We experienced personal struggles that strained relationships.

Rohr continues:

“This is the only way [God] can get you to change, let go of your egocentric preoccupations, and go on the further and larger journey.”

Then, at the beginning of 2017, I got the bright idea to choose “shepherded” as my guiding “one word” for the year. To help me be intentional in my focus, I continued a study we began in our house church on Phillip Keller’s A Shepherd Looks at Psalm 23.

I made my plans as usual but stayed more open than ever to God directing my steps.

While Rohr describes scenarios we could categorize as “big shifts,” in life and therefore in faith, Keller shares what I consider a gradual and daily nudging, at least as it relates to the shepherd using his staff to guide his sheep.

“I have seen a shepherd use his staff to guide his sheep gently into a new path or through some gate or along dangerous, difficult routes. He does not use it actually to beat the beast. Rather, the tip of the long slender stick is laid gently against the animal’s side and the pressure applied guides the sheep in the way the owner wants it to go. Thus the sheep is reassured of its proper path.”

path-hydrangeas

So things have happened.

This co-operative blog venture for one. I met Michelle at the Deeply Rooted conference in the fall of 2016, and God took us in a direction together that neither of us ever expected.

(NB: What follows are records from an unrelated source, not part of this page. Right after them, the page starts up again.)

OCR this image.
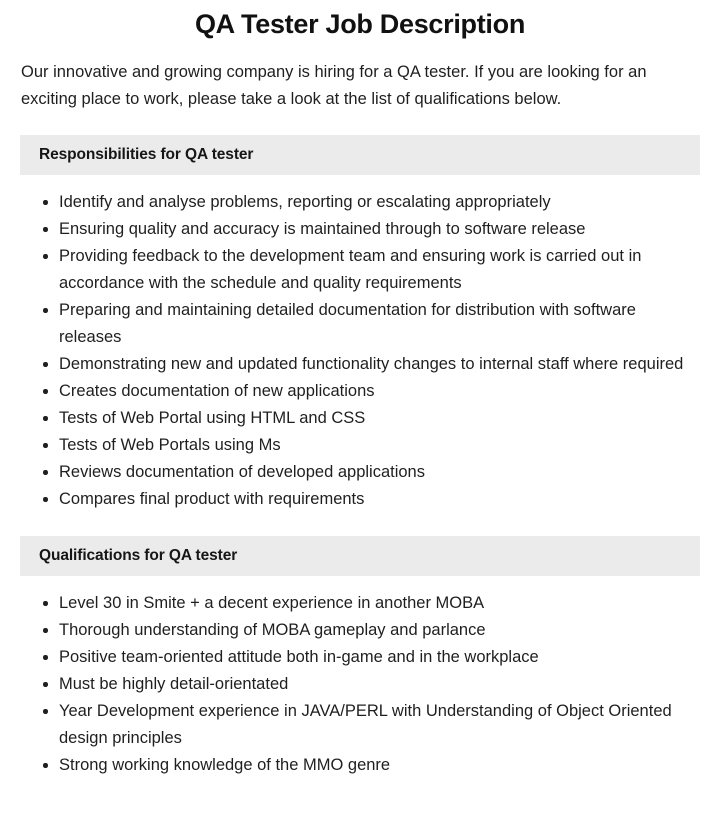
QA Tester Job Description

Our innovative and growing company is hiring for a QA tester. If you are looking for an exciting place to work, please take a look at the list of qualifications below.

Responsibilities for QA tester
Identify and analyse problems, reporting or escalating appropriately
Ensuring quality and accuracy is maintained through to software release
Providing feedback to the development team and ensuring work is carried out in accordance with the schedule and quality requirements
Preparing and maintaining detailed documentation for distribution with software releases
Demonstrating new and updated functionality changes to internal staff where required
Creates documentation of new applications
Tests of Web Portal using HTML and CSS
Tests of Web Portals using Ms
Reviews documentation of developed applications
Compares final product with requirements
Qualifications for QA tester
Level 30 in Smite + a decent experience in another MOBA
Thorough understanding of MOBA gameplay and parlance
Positive team-oriented attitude both in-game and in the workplace
Must be highly detail-orientated
Year Development experience in JAVA/PERL with Understanding of Object Oriented design principles
Strong working knowledge of the MMO genre
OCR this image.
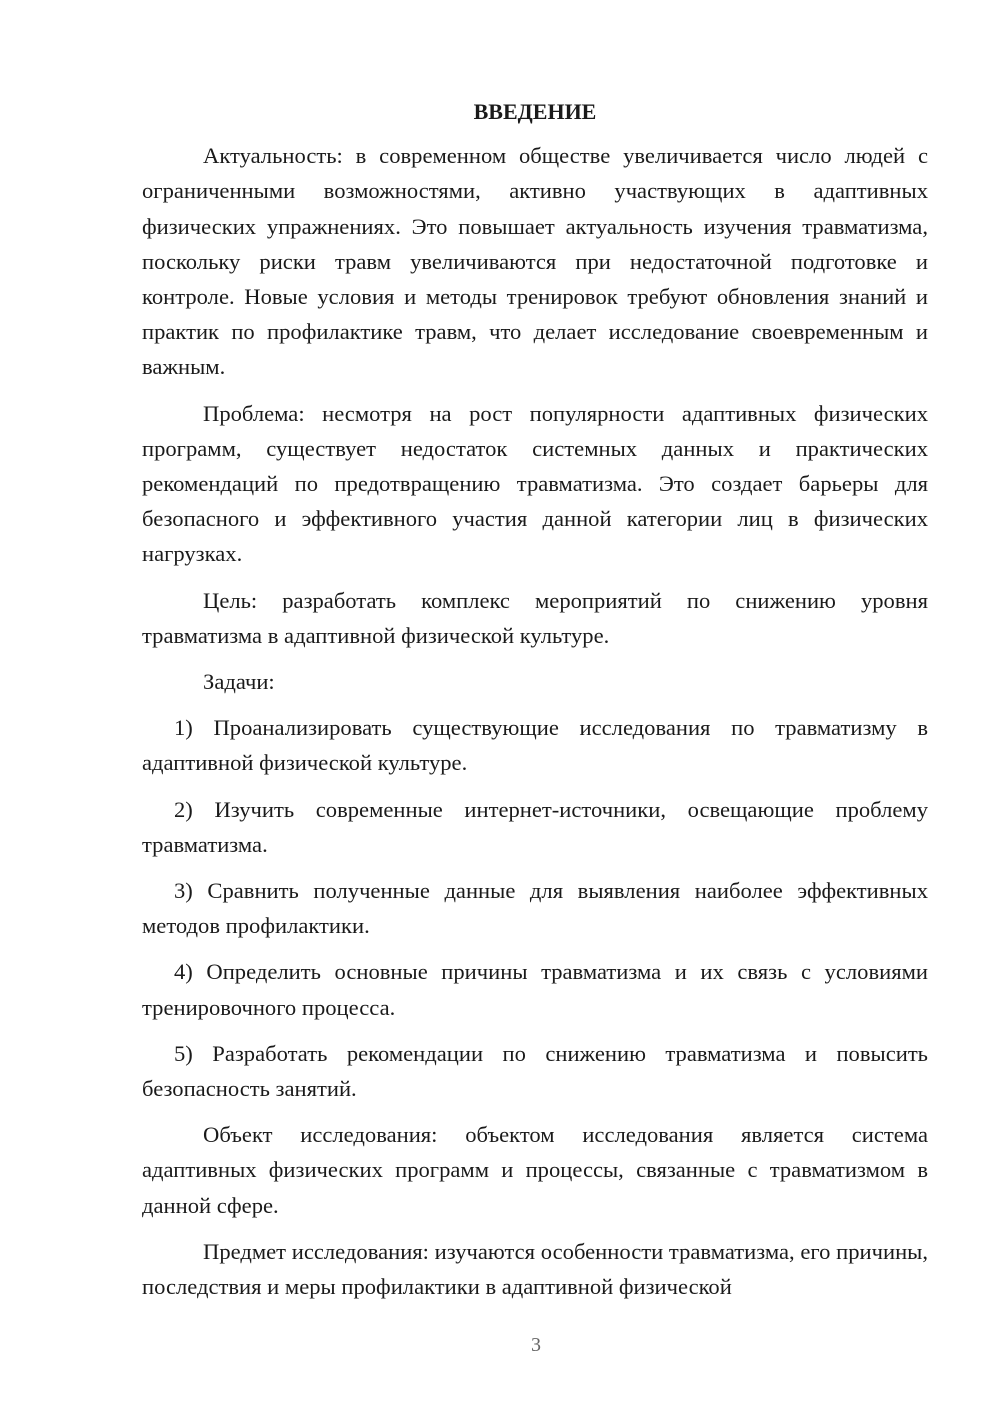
ВВЕДЕНИЕ

Актуальность: в современном обществе увеличивается число людей с ограниченными возможностями, активно участвующих в адаптивных физических упражнениях. Это повышает актуальность изучения травматизма, поскольку риски травм увеличиваются при недостаточной подготовке и контроле. Новые условия и методы тренировок требуют обновления знаний и практик по профилактике травм, что делает исследование своевременным и важным.

Проблема: несмотря на рост популярности адаптивных физических программ, существует недостаток системных данных и практических рекомендаций по предотвращению травматизма. Это создает барьеры для безопасного и эффективного участия данной категории лиц в физических нагрузках.

Цель: разработать комплекс мероприятий по снижению уровня травматизма в адаптивной физической культуре.

Задачи:

1) Проанализировать существующие исследования по травматизму в адаптивной физической культуре.

2) Изучить современные интернет-источники, освещающие проблему травматизма.

3) Сравнить полученные данные для выявления наиболее эффективных методов профилактики.

4) Определить основные причины травматизма и их связь с условиями тренировочного процесса.

5) Разработать рекомендации по снижению травматизма и повысить безопасность занятий.

Объект исследования: объектом исследования является система адаптивных физических программ и процессы, связанные с травматизмом в данной сфере.

Предмет исследования: изучаются особенности травматизма, его причины, последствия и меры профилактики в адаптивной физической

3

Also, as I write this, I face both a postponement of my dream to move to the country and a possible fork in the road with my career. (Not a shrimp fork, either, like a big girl fork.)

I don’t know what lies ahead, but I realize my faith has been shifted into a place of deeper trust.

Sometimes jarringly, threatening to crack the teeth I clench in my anxiety. Sometimes softly, like a father’s hand atop the head of a wayward child.

But, I pray, every change leads me onto the “proper path” of a “further and larger journey.”

What shifts have you experienced in your faith?